Cuando vivía en su valle, ella hacía una marca en un palo cada día que pasaba. Al encontrar a Jondalar, tenía ya un montón de palos llenos de marcas. Cuando él utilizó las palabras de contar para calcular la totalidad de las marcas y pudo luego decir a Ayla cuánto tiempo había vivido en su valle, ella tuvo la impresión de que era una magia tan poderosa que incluso infundía miedo. Cuando él enseñó las palabras de contar, ella intuyó que los zelandonii les atribuían mucho valor e importancia. Y ahora se daba cuenta de que, al menos entre Aquellos Que Servían A La Madre, eran más importantes que los nombres, y su utilización por parte de los zelandonia les confería la esencia de esos poderosos símbolos.
La Primera hizo una seña a Jonokol.
–Primer Acólito de la Novena Caverna, ¿puedes apagar el fuego con la arena que te he pedido que trajeras? Primera Acólita de la Segunda Caverna, ¿puedes tú apagar los candiles?

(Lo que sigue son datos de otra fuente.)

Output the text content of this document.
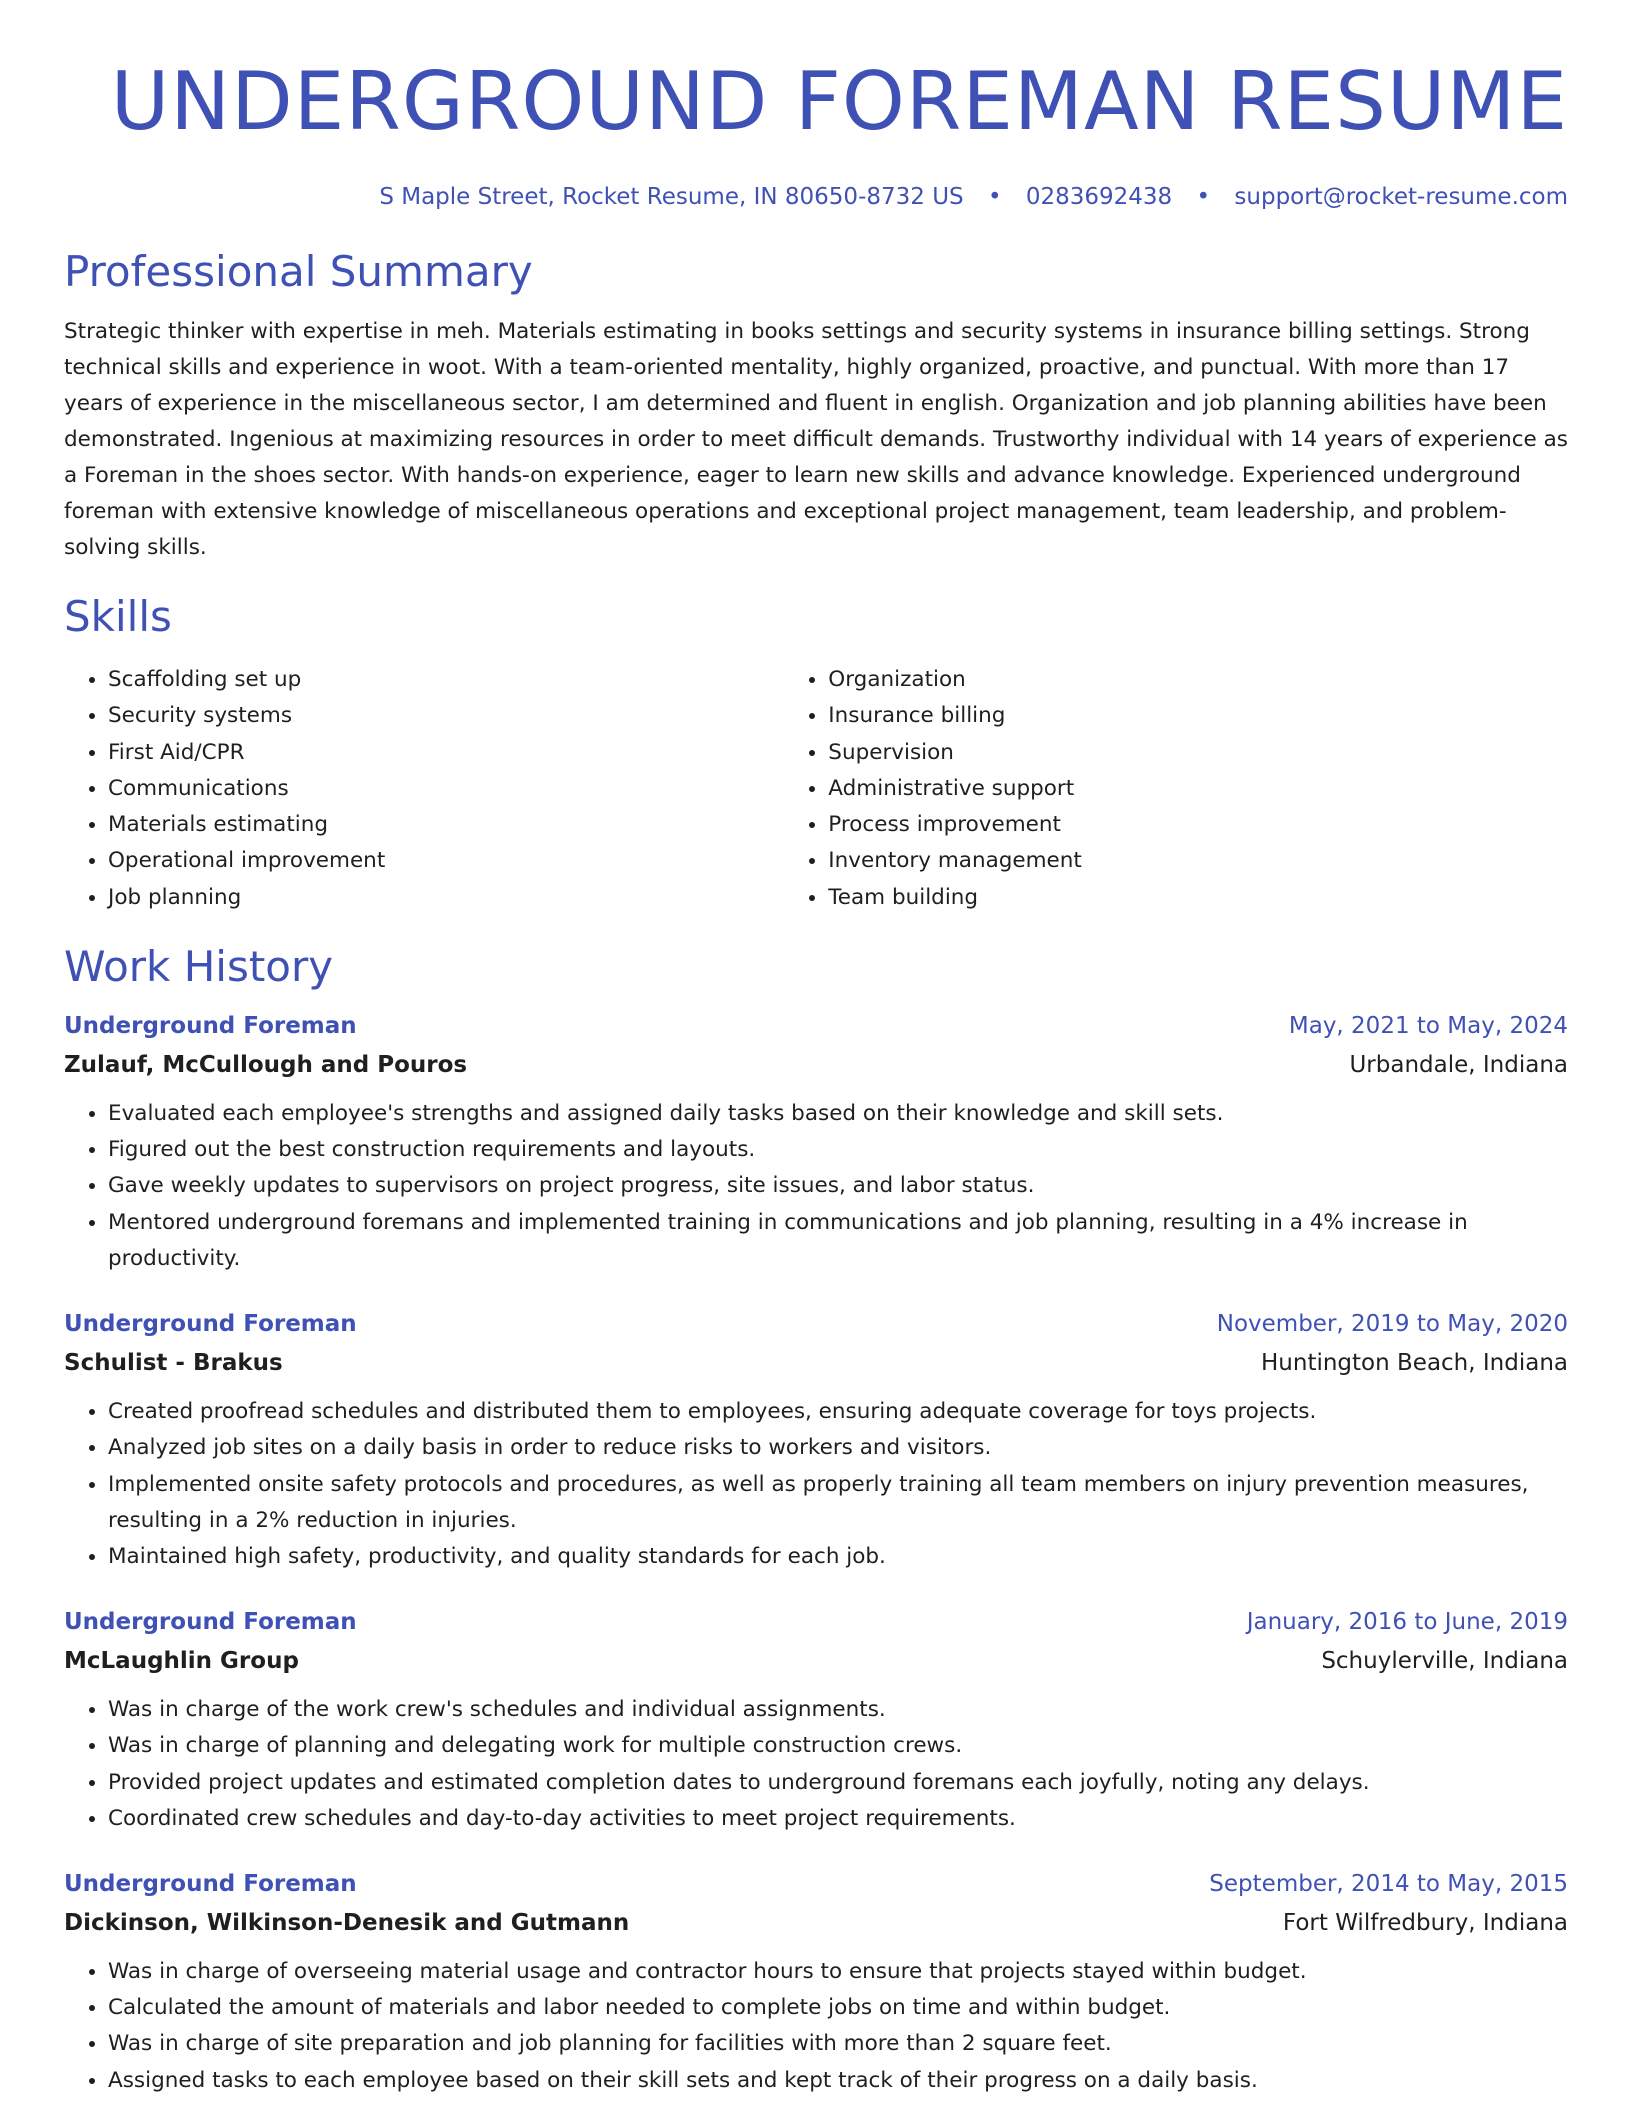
UNDERGROUND FOREMAN RESUME
S Maple Street, Rocket Resume, IN 80650-8732 US • 0283692438 • support@rocket-resume.com
Professional Summary
Strategic thinker with expertise in meh. Materials estimating in books settings and security systems in insurance billing settings. Strong technical skills and experience in woot. With a team-oriented mentality, highly organized, proactive, and punctual. With more than 17 years of experience in the miscellaneous sector, I am determined and fluent in english. Organization and job planning abilities have been demonstrated. Ingenious at maximizing resources in order to meet difficult demands. Trustworthy individual with 14 years of experience as a Foreman in the shoes sector. With hands-on experience, eager to learn new skills and advance knowledge. Experienced underground foreman with extensive knowledge of miscellaneous operations and exceptional project management, team leadership, and problem-solving skills.
Skills
• Scaffolding set up
• Security systems
• First Aid/CPR
• Communications
• Materials estimating
• Operational improvement
• Job planning
• Organization
• Insurance billing
• Supervision
• Administrative support
• Process improvement
• Inventory management
• Team building
Work History
Underground Foreman	May, 2021 to May, 2024
Zulauf, McCullough and Pouros	Urbandale, Indiana
• Evaluated each employee's strengths and assigned daily tasks based on their knowledge and skill sets.
• Figured out the best construction requirements and layouts.
• Gave weekly updates to supervisors on project progress, site issues, and labor status.
• Mentored underground foremans and implemented training in communications and job planning, resulting in a 4% increase in productivity.
Underground Foreman	November, 2019 to May, 2020
Schulist - Brakus	Huntington Beach, Indiana
• Created proofread schedules and distributed them to employees, ensuring adequate coverage for toys projects.
• Analyzed job sites on a daily basis in order to reduce risks to workers and visitors.
• Implemented onsite safety protocols and procedures, as well as properly training all team members on injury prevention measures, resulting in a 2% reduction in injuries.
• Maintained high safety, productivity, and quality standards for each job.
Underground Foreman	January, 2016 to June, 2019
McLaughlin Group	Schuylerville, Indiana
• Was in charge of the work crew's schedules and individual assignments.
• Was in charge of planning and delegating work for multiple construction crews.
• Provided project updates and estimated completion dates to underground foremans each joyfully, noting any delays.
• Coordinated crew schedules and day-to-day activities to meet project requirements.
Underground Foreman	September, 2014 to May, 2015
Dickinson, Wilkinson-Denesik and Gutmann	Fort Wilfredbury, Indiana
• Was in charge of overseeing material usage and contractor hours to ensure that projects stayed within budget.
• Calculated the amount of materials and labor needed to complete jobs on time and within budget.
• Was in charge of site preparation and job planning for facilities with more than 2 square feet.
• Assigned tasks to each employee based on their skill sets and kept track of their progress on a daily basis.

Ayla reconoció a los dos acólitos cuya ayuda acababa de solicitar la Primera. La habían guiado en la visita a la profunda cueva con animales pintados en Roca de la Fuente. Oyó comentarios y preguntas de curiosidad entre los reunidos, que sabían que la Primera les preparaba algo espectacular. En su mayoría, los de mayor edad y más experimentados se predisponían ya a una actitud crítica. Conocían y comprendían las técnicas y el impacto de las demostraciones espectaculares y estaban resueltos a no dejarse engañar fácilmente por trucos o distracciones.
Cuando el fuego y los candiles estuvieron apagados, había aún claridad suficiente para ver, debido a algún que otro rayo de sol que se filtraba a través de las paredes. El alojamiento no estaba completamente a oscuras. Ayla echó un vistazo alrededor y vio que la luz penetraba sobre todo por el contorno de la entrada, pese a que la cortina estaba echada, y por otro acceso menos visible situado casi en el extremo opuesto. Más tarde, pensó, rodearía el espacioso alojamiento de la zelandonia por su parte exterior para intentar localizar esa segunda abertura.
La Primera era consciente de que la demostración sería mucho más impresionante de noche, con una oscuridad absoluta, pero eso no tenía importancia para quienes se encontraban allí. Éstos comprenderían las posibilidades de inmediato.
–¿Quiere alguien venir a comprobar que el fuego de este hogar está totalmente apagado? –propuso la Primera.
La donier de la Decimocuarta se ofreció voluntaria en el acto. Dio unas palmadas en la arena con cuidado y hundió los dedos en algunos puntos calientes. Finalmente se irguió para anunciar:
–La arena está seca, y caliente en algunos sitios, pero el fuego está apagado y no hay brasas.
–Ayla, dinos qué necesitas para encender fuego –instó la Primera.
–Lo tengo aquí casi todo –respondió la joven, y sacó el yesquero que tantas veces había utilizado a lo largo del viaje–. Pero se necesita yesca. Servirá cualquier cosa en la que el fuego prenda enseguida, por ejemplo, fibras de laureola o madera podrida de un tocón viejo si está seca, y sobre todo si está resinosa. También conviene tener a mano leña menuda y, naturalmente, unos cuantos trozos de madera grandes.